Belvedere School in Liverpool, a member of the Girls’ Day School Trust, famously embraced the principle when it joined up with the philanthropic Sutton Trust to become the UK’s first “open access” private school. About 40 per cent of the Belvedere’s intake receive full fee support, giving the school a very strong public benefit claim.

But GDST as a whole also feels it has a very strong case. Fees are around pound;5,000 a year, not much more than Gordon Brown says he wants to spend on every pupil in the maintained sector. Its central administrative function, which it likens to an LEA, keeps costs down.“I would say the public benefit is overwhelmingly the quality of the education and the fact that we offer it at cost price,” says chief executive John Boal.

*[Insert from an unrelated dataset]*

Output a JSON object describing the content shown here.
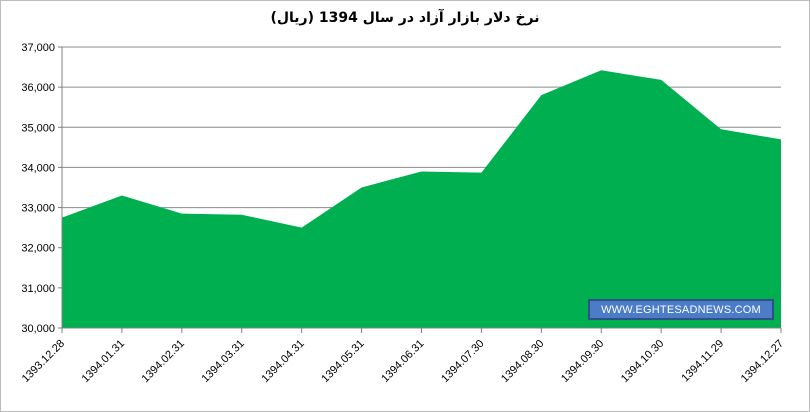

The trust educates around 20,000 girls, of whom about 4,000 receive assistance. “About 20 per cent of places at a GDST school are essentially available on a needs-blind basis,” he says.

GDST would like to see more open-access schools in its portfolio and is keen to talk to other charitable trusts that could help to fund them. And John Boal would like to see even more concessions given to charities, with further tax exemptions to help them to run more efficiently.

WORKING IN PARTNERSHIP

ONE way in which private schools can demonstrate public benefit is by embracing the Government’s “partnership” ethos and teaming up with a local maintained school.

State and private schools are working together in Yorkshire, where Ampleforth College pupils are making music with their peers from a Leeds comprehensive.

Ampleforth, the country’s most famous Catholic school, has had formal links with state schools since 1998 under the Government-subsidised independentstate school partnerships grant scheme. The current tie-up, with Cardinal Heenan Catholic high school in Leeds, will see pupils work together on projects such as the use of ICT in composition. The schools’

choirs will also join forces for a BBC Radio 4 performance next month.

The state schools receive most financial advantage from the scheme, but head Father Leo Chamberlain insists that the project benefits both schools. “Education should not be riven by a kind of apartheid,” he says.

But such government programmes have some doubters. Stories circulate of state primaries in affluent areas receiving funds to build links with local private schools, despite the fact that half the pupils have brothers there. Perhaps schools that form partnerships with inner-city comprehensives are the ones really sticking to the spirit of the scheme.